Wednesday, June 29, 2005

MISCHIEVOUS DAD

(Originally run 1/9/04 on our old site)

Ernie Simpson

I sometimes wonder, as I get older, how my dad viewed things in his last years. He was very philosophical in some ways, and had a ‘feet on the ground’ type of attitude that always seemed to be there. He had a common sense approach to just about everything, for which I had great respect. However, I remember stories he told me of his being a young man, and some of the funny stuff he pulled. So, when he was younger, he was ‘one of the boys’ who liked to horse around with friends. It sometimes got him into trouble.

In the early ‘30’s, entertainment was the type that was created or at least required creativity, and sometimes the greatest form of entertainment was the practical joke. This was especially true with the young men who lived around the Four Mile Hill community or Holly Springs, north of Searcy.

He told me once about the time he and a friend decided to play a practical joke on an ‘ol boy who had just begun to date. This guy thought well of himself evidently; dad said he was kind of a ‘dandy’ with a cocky attitude.

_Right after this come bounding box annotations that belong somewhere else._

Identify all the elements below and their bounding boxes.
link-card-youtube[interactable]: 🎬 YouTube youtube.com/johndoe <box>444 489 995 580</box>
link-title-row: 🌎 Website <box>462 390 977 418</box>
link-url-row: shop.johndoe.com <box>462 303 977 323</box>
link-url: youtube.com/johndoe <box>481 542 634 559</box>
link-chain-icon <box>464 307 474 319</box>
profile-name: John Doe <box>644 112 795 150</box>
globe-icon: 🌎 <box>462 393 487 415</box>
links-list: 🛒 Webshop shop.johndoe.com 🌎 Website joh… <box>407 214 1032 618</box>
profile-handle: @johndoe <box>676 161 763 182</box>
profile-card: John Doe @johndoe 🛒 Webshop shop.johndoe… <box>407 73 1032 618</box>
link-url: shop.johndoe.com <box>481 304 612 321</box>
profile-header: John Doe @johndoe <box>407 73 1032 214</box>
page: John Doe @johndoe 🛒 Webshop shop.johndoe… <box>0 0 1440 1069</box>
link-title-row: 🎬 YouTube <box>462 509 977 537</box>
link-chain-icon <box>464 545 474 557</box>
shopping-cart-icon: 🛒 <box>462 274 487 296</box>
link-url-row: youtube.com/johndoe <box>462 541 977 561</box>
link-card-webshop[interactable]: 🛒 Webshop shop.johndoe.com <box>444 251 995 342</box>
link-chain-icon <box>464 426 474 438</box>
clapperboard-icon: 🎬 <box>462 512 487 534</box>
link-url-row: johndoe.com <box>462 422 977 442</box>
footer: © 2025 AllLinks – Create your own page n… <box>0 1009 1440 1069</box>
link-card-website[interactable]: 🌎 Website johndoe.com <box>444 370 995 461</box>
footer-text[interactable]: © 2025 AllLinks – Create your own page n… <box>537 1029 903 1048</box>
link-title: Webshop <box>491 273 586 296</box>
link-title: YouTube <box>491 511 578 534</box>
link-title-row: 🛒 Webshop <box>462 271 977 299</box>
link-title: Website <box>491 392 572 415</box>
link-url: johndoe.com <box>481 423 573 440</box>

He always dressed very stylishly, and always wore boots with a semicircle metal tap on the heels, that made a loud clicking noise on gravel or concrete. Very cool in those days.

One night the guy went to see a girl down the road, and dad and his friend decided to scare the suitor. They took a black slicker-type raincoat, and tied it to a rope with a wire brace through the arms, and laid the slicker flat in the road. They then ran the rope over the limb of a tree overhanging the road, and waited quietly in a ditch.

Few people had cars, and when all else failed, walking or horseback was the transportation for dating. So the victim had walked to the girl’s house that evening.

It was a dark night, you could barely see in front of you , dad said, and pretty soon they heard the guy coming down the gravel road, the taps making a lot of noise on the gravel, clip, clop, clip, clop. He approached close to where they were, when they slowly began to raise the black slicker up from the road with the rope.

As the slicker rose to its full length, the guy saw it, and stopped short in the road, and shakily uttered, “Whoaaaaa, by God!” There was total silence for a moment as he tried to make out the scary shape that rose up from the roadbed. Finally, he issued a challenge.

“I don’t know who you are, but by God, if you don’t speak up, I’m going to let you have it!” He picked up a large rock and drew back. “One, two…” and let go. The rock hit the slicker, made a loud rattling noise, and the guy wheeled around and took off at full speed the way he came. Clip-clop, clip-clop, clip-clop!

Dad and his friend started laughing and kept on until the guy was out of earshot with the sound of the heels taps fading in the distance. He said they laughed till they hurt, finally able to get to their feet, stomachs hurting from laughing so hard. He told me they kept that story a secret for many years. No names were ever mentioned.

EDITOR’S NOTE: My dad grew up on the Ohio River. When I was young, I listened to him Remembering When with a high school chum of his. This included such little items as their gangs stealing a couple of rowboats, loading them up with as many big rocks as would not quite sink it, going out in the middle of the river, and then each boat load trying its best to pound a hole in the bottom of the other boat and sink it.

Dad summed it up by saying, “You know, if today we caught our kids doing some of the things we did at their age, we’d probably kill them for it, if whatever they were doing didn’t do it first.”